On September 5, 2022, the Public Ministry of Rio Grande do Sul (MPRS) denounced three military police officers for the crimes of homicide and concealment of the corpse. The complaint was accepted the next day.

== Biography ==
Gabriel, who had turned 18 on July 14, lived with his parents Anderson da Silva Cavalheiro and Rosane Machado Marques in Guaíba, in the Metropolitan Region of Porto Alegre. According to the Diário de Santa Maria, he was a member of the CTG Gomes Jardim and liked the traditionalist music of the artist Baitaca. He was known in the neighborhood where he lived for liking to play pool and at home he used to watch criminal investigation series. The young man ended up moving to São Gabriel to do military service in a barracks with cavalry, since he was very fond of horses. "He wanted to fulfill his dream of performing compulsory military service in São Gabriel, as well as living in the city where, since he was a child, he spent his holidays and where, in the company of uncles and cousins, he learned to ride a horse and enjoy the tasks of the field. ", reported the Diário de Santa Maria as well.

Maria da Graça Medeiros da Silva, director of Colégio Estadual Cônego Scherer, the last school he had attended, said when she learned of his death: "he was a happy boy, a friend and, as his classmates say: the pillar of the class. present at school, always concerned about his education. He was a student with a good heart who left good memories and misses him a lot. May justice be done".

== Disappearance ==
On August 12, around midnight, Gabriel tried to enter through the gate of a house in the neighborhood where he lived with his relatives in São Gabriel, but as the resident did not know him because he was new in town, he called the Brigade. Military. According to collected data, he would have been in a bar before, where he had consumed alcoholic beverages. The police officers approached him, but had difficulty in containing him, and everything was recorded by the resident through her cell phone, until the moment he was taken behind the car and placed in the vehicle. After that, the young man was not seen again until August 19, when his body was found in a reservoir in Lava Pé, São Gabriel.

The toxicological examination indicated a high level of alcohol in the body (23.4 decigrams per liter of blood), but according to the expert in charge, there is no way to say how much of this would be the result of drinking and how much would be due to the body's decomposition process.

== Investigations ==
With the family members registering the disappearance, the Civil Police began investigations and, when analyzing the camera images, saw that the vehicle had gone towards Lava Pé around 00:05. At 0:11 am, the vehicle was spotted returning from the region and the police arrived at the headquarters of the Military Brigade at 0:18 am.

When identified, the military police were heard, but denied that they knew anything.
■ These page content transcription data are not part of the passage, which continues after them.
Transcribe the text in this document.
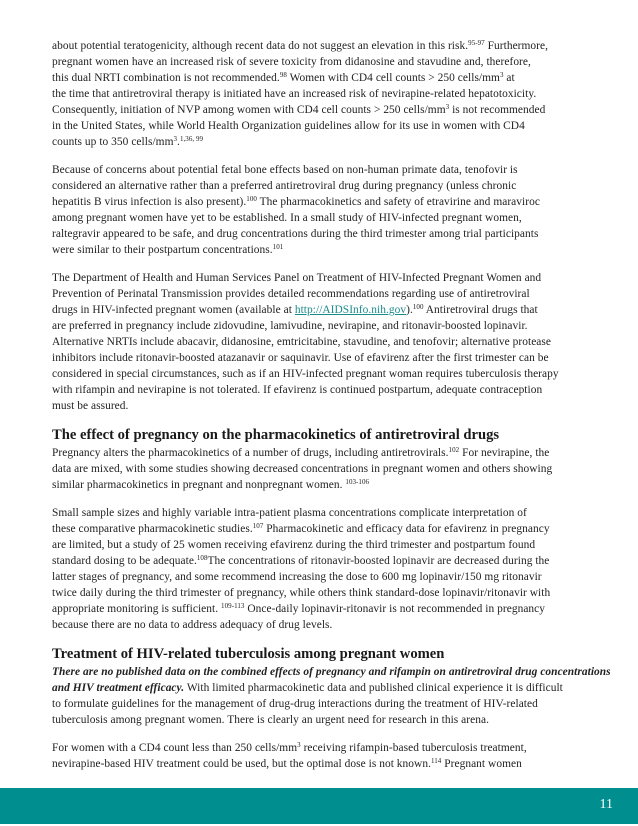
about potential teratogenicity, although recent data do not suggest an elevation in this risk.$^{95-97}$ Furthermore,
pregnant women have an increased risk of severe toxicity from didanosine and stavudine and, therefore,
this dual NRTI combination is not recommended.$^{98}$ Women with CD4 cell counts > 250 cells/$mm^3$ at
the time that antiretroviral therapy is initiated have an increased risk of nevirapine-related hepatotoxicity.
Consequently, initiation of NVP among women with CD4 cell counts > 250 cells/$mm^3$ is not recommended
in the United States, while World Health Organization guidelines allow for its use in women with CD4
counts up to 350 cells/$mm^3.^{1,36, 99}$
Because of concerns about potential fetal bone effects based on non-human primate data, tenofovir is
considered an alternative rather than a preferred antiretroviral drug during pregnancy (unless chronic
hepatitis B virus infection is also present).$^{100}$ The pharmacokinetics and safety of etravirine and maraviroc
among pregnant women have yet to be established. In a small study of HIV-infected pregnant women,
raltegravir appeared to be safe, and drug concentrations during the third trimester among trial participants
were similar to their postpartum concentrations.$^{101}$
The Department of Health and Human Services Panel on Treatment of HIV-Infected Pregnant Women and
Prevention of Perinatal Transmission provides detailed recommendations regarding use of antiretroviral
drugs in HIV-infected pregnant women (available at http://AIDSInfo.nih.gov).$^{100}$ Antiretroviral drugs that
are preferred in pregnancy include zidovudine, lamivudine, nevirapine, and ritonavir-boosted lopinavir.
Alternative NRTIs include abacavir, didanosine, emtricitabine, stavudine, and tenofovir; alternative protease
inhibitors include ritonavir-boosted atazanavir or saquinavir. Use of efavirenz after the first trimester can be
considered in special circumstances, such as if an HIV-infected pregnant woman requires tuberculosis therapy
with rifampin and nevirapine is not tolerated. If efavirenz is continued postpartum, adequate contraception
must be assured.
The effect of pregnancy on the pharmacokinetics of antiretroviral drugs
Pregnancy alters the pharmacokinetics of a number of drugs, including antiretrovirals.$^{102}$ For nevirapine, the
data are mixed, with some studies showing decreased concentrations in pregnant women and others showing
similar pharmacokinetics in pregnant and nonpregnant women. $^{103-106}$
Small sample sizes and highly variable intra-patient plasma concentrations complicate interpretation of
these comparative pharmacokinetic studies.$^{107}$ Pharmacokinetic and efficacy data for efavirenz in pregnancy
are limited, but a study of 25 women receiving efavirenz during the third trimester and postpartum found
standard dosing to be adequate.$^{108}$The concentrations of ritonavir-boosted lopinavir are decreased during the
latter stages of pregnancy, and some recommend increasing the dose to 600 mg lopinavir/150 mg ritonavir
twice daily during the third trimester of pregnancy, while others think standard-dose lopinavir/ritonavir with
appropriate monitoring is sufficient. $^{109-113}$ Once-daily lopinavir-ritonavir is not recommended in pregnancy
because there are no data to address adequacy of drug levels.
Treatment of HIV-related tuberculosis among pregnant women
There are no published data on the combined effects of pregnancy and rifampin on antiretroviral drug concentrations
and HIV treatment efficacy. With limited pharmacokinetic data and published clinical experience it is difficult
to formulate guidelines for the management of drug-drug interactions during the treatment of HIV-related
tuberculosis among pregnant women. There is clearly an urgent need for research in this arena.
For women with a CD4 count less than 250 cells/$mm^3$ receiving rifampin-based tuberculosis treatment,
nevirapine-based HIV treatment could be used, but the optimal dose is not known.$^{114}$ Pregnant women
11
Days later, the testimonies were changed and they reported that they had left Gabriel in Lava Pé at the request of the victim.
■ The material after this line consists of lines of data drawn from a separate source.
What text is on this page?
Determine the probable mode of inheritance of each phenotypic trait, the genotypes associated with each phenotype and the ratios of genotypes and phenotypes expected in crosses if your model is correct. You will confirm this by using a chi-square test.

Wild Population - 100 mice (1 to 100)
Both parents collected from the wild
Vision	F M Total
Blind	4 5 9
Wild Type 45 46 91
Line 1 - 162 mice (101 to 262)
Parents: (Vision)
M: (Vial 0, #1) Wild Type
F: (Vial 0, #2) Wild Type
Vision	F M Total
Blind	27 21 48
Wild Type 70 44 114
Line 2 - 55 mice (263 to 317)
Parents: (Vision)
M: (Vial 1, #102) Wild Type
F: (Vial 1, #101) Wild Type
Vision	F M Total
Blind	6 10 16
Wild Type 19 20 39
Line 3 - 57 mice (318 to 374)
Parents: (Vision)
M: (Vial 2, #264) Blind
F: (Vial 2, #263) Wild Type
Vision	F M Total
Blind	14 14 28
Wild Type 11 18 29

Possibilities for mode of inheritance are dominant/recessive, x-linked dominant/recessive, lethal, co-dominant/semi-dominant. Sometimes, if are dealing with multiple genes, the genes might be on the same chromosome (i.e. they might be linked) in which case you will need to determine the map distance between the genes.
Investigators, with the help of firefighters, searched a dam at the site and found Gabriel's body on August 19.

=== Autopsy ===
The necropsy indicated that Gabriel died due to an injury at the cervical level that caused internal bleeding, leading to his death. "The report (...) reinforces what two witnesses had said in their testimony, that the victim would have been the target of three blows to the head with a truncheon", reported Diário de Santa Maria on August 29, adding that "the necropsy also indicated that Gabriel was already dead before he was placed in the weir".

== Arrest and trial ==
Soldiers Raul Veras Pedroso and Cléber Renato Ramos de Lima and Second Sergeant Arleu Júnior Cardoso were arrested on August 19 and are awaiting trial at the Military Police Prison, in Porto Alegre.

On August 29, they were indicted in a military investigation for aggravated homicide, concealment of a corpse and ideological falsehood.
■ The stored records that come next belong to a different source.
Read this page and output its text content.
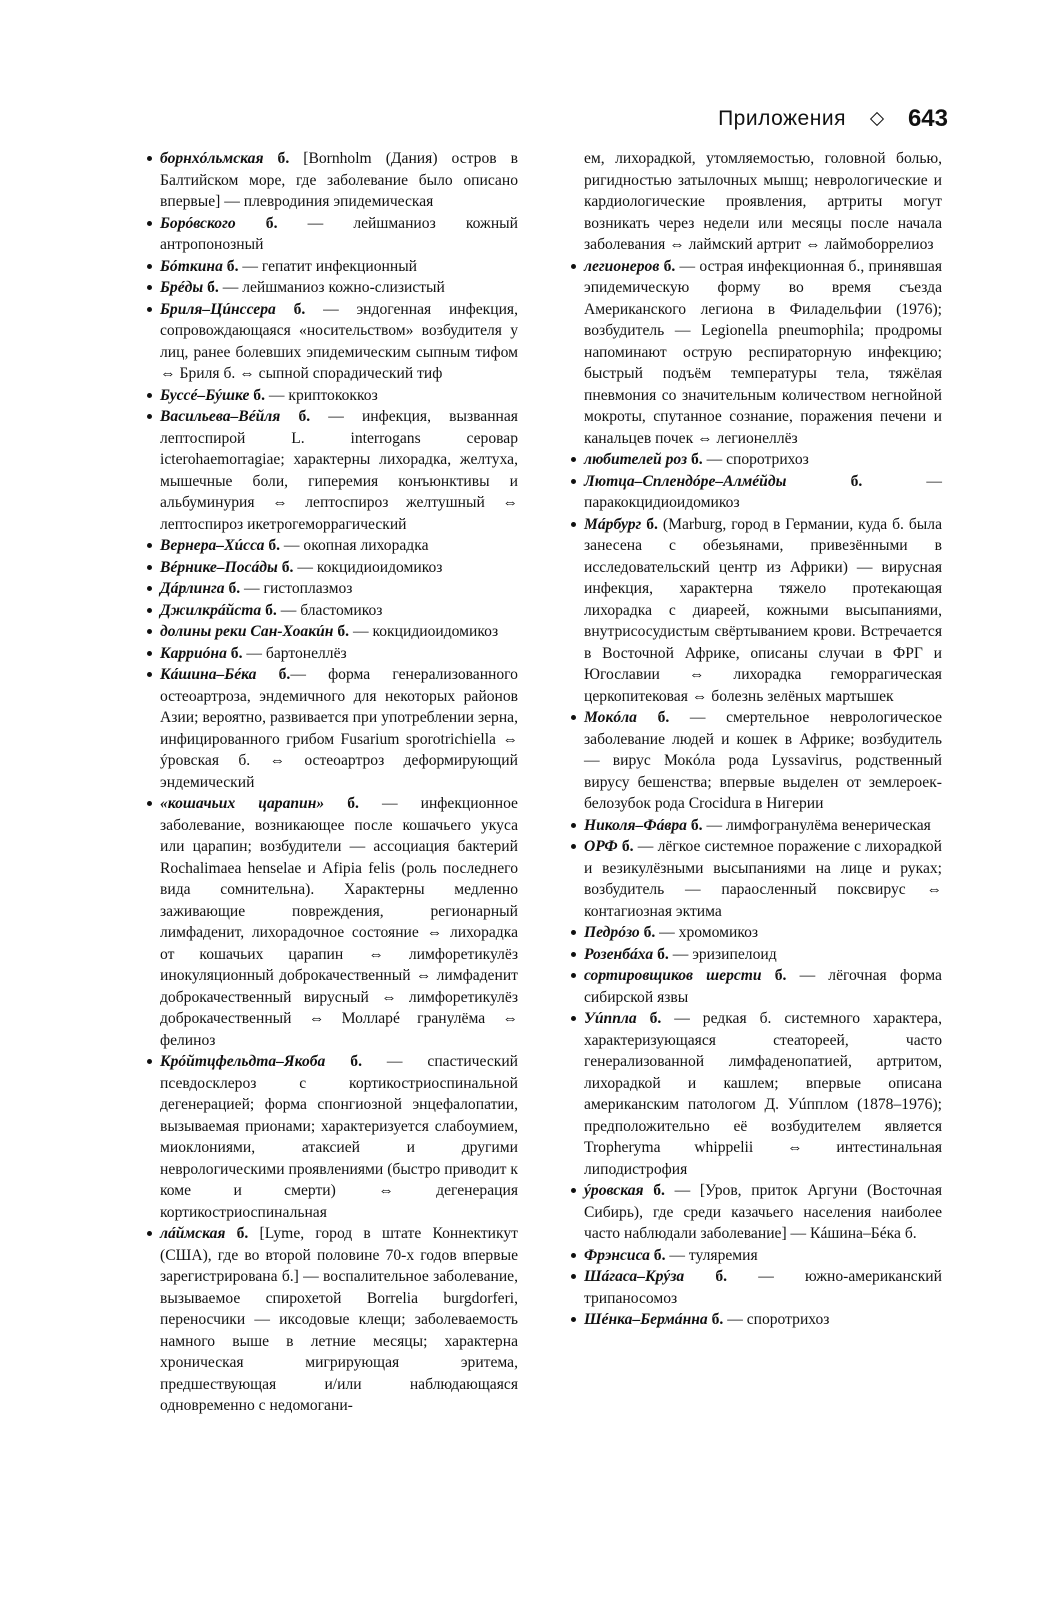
Приложения	643

борнхóльмская б. [Bornholm (Дания) остров в Балтийском море, где заболевание было описано впервые] — плевродиния эпидемическая

Борóвского б. — лейшманиоз кожный антропонозный

Бóткина б. — гепатит инфекционный

Брéды б. — лейшманиоз кожно-слизистый

Бриля–Цúнссера б. — эндогенная инфекция, сопровождающаяся «носительством» возбудителя у лиц, ранее болевших эпидемическим сыпным тифом ⇔ Бриля б. ⇔ сыпной спорадический тиф

Буссé–Бýшке б. — криптококкоз

Васильева–Вéйля б. — инфекция, вызванная лептоспирой L. interrogans серовар icterohaemorragiae; характерны лихорадка, желтуха, мышечные боли, гиперемия конъюнктивы и альбуминурия ⇔ лептоспироз желтушный ⇔ лептоспироз икетрогеморрагический

Вернера–Хúсса б. — окопная лихорадка

Вéрнике–Посáды б. — кокцидиоидомикоз

Дáрлинга б. — гистоплазмоз

Джилкрáйста б. — бластомикоз

долины реки Сан-Хоакúн б. — кокцидиоидомикоз

Карриóна б. — бартонеллёз

Кáшина–Бéка б.— форма генерализованного остеоартроза, эндемичного для некоторых районов Азии; вероятно, развивается при употреблении зерна, инфицированного грибом Fusarium sporotrichiella ⇔ ýровская б. ⇔ остеоартроз деформирующий эндемический

«кошачьих царапин» б. — инфекционное заболевание, возникающее после кошачьего укуса или царапин; возбудители — ассоциация бактерий Rochalimaea henselae и Afipia felis (роль последнего вида сомнительна). Характерны медленно заживающие повреждения, регионарный лимфаденит, лихорадочное состояние ⇔ лихорадка от кошачьих царапин ⇔ лимфоретикулёз инокуляционный доброкачественный ⇔ лимфаденит доброкачественный вирусный ⇔ лимфоретикулёз доброкачественный ⇔ Моллaрé гранулёма ⇔ фелиноз

Крóйтцфельдта–Якоба б. — спастический псевдосклероз с кортикостриоспинальной дегенерацией; форма спонгиозной энцефалопатии, вызываемая прионами; характеризуется слабоумием, миоклониями, атаксией и другими неврологическими проявлениями (быстро приводит к коме и смерти) ⇔ дегенерация кортикостриоспинальная

лáймская б. [Lyme, город в штате Коннектикут (США), где во второй половине 70-х годов впервые зарегистрирована б.] — воспалительное заболевание, вызываемое спирохетой Borrelia burgdorferi, переносчики — иксодовые клещи; заболеваемость намного выше в летние месяцы; характерна хроническая мигрирующая эритема, предшествующая и/или наблюдающаяся одновременно с недомогани-

ем, лихорадкой, утомляемостью, головной болью, ригидностью затылочных мышц; неврологические и кардиологические проявления, артриты могут возникать через недели или месяцы после начала заболевания ⇔ лаймский артрит ⇔ лаймоборрелиоз

легионеров б. — острая инфекционная б., принявшая эпидемическую форму во время съезда Американского легиона в Филадельфии (1976); возбудитель — Legionella pneumophila; продромы напоминают острую респираторную инфекцию; быстрый подъём температуры тела, тяжёлая пневмония со значительным количеством негнойной мокроты, спутанное сознание, поражения печени и канальцев почек ⇔ легионеллёз

любителей роз б. — споротрихоз

Лютца–Сплендóре–Алмéйды	б. — паракокцидиоидомикоз

Мáрбург б. (Marburg, город в Германии, куда б. была занесена с обезьянами, привезёнными в исследовательский центр из Африки) — вирусная инфекция, характерна тяжело протекающая лихорадка с диареей, кожными высыпаниями, внутрисосудистым свёртыванием крови. Встречается в Восточной Африке, описаны случаи в ФРГ и Югославии ⇔ лихорадка геморрагическая церкопитековая ⇔ болезнь зелёных мартышек

Мокóла б. — смертельное неврологическое заболевание людей и кошек в Африке; возбудитель — вирус Мокóла рода Lyssavirus, родственный вирусу бешенства; впервые выделен от землероек-белозубок рода Crocidura в Нигерии

Николя–Фáвра б. — лимфогранулёма венерическая

ОРФ б. — лёгкое системное поражение с лихорадкой и везикулёзными высыпаниями на лице и руках; возбудитель — парaосленный поксвирус ⇔ контагиозная эктима

Педрóзо б. — хромомикоз

Розенбáха б. — эризипелоид

сортировщиков шерсти б. — лёгочная форма сибирской язвы

Уúппла б. — редкая б. системного характера, характеризующаяся стеатореей, часто генерализованной лимфаденопатией, артритом, лихорадкой и кашлем; впервые описана американским патологом Д. Уúпплом (1878–1976); предположительно её возбудителем является Tropheryma whippelii ⇔ интестинальная липодистрофия

ýровская б. — [Уров, приток Аргуни (Восточная Сибирь), где среди казачьего населения наиболее часто наблюдали заболевание] — Кáшина–Бéка б.

Фрэнсиса б. — туляремия

Шáгаса–Крýза б. — южно-американский трипаносомоз

Шéнка–Бермáнна б. — споротрихоз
In early September, the three defendants tried to impute the crime to a former prisoner, Elton Luis Rossato Gabi, who came to assume the crime and was arrested. However, he later changed his version when he testified in the presence of a public defender. According to Gabi, police had invaded his home and coerced him, under violence, to assume the crime. The delegate responsible for the case said that the version told by the ex-convict never made sense.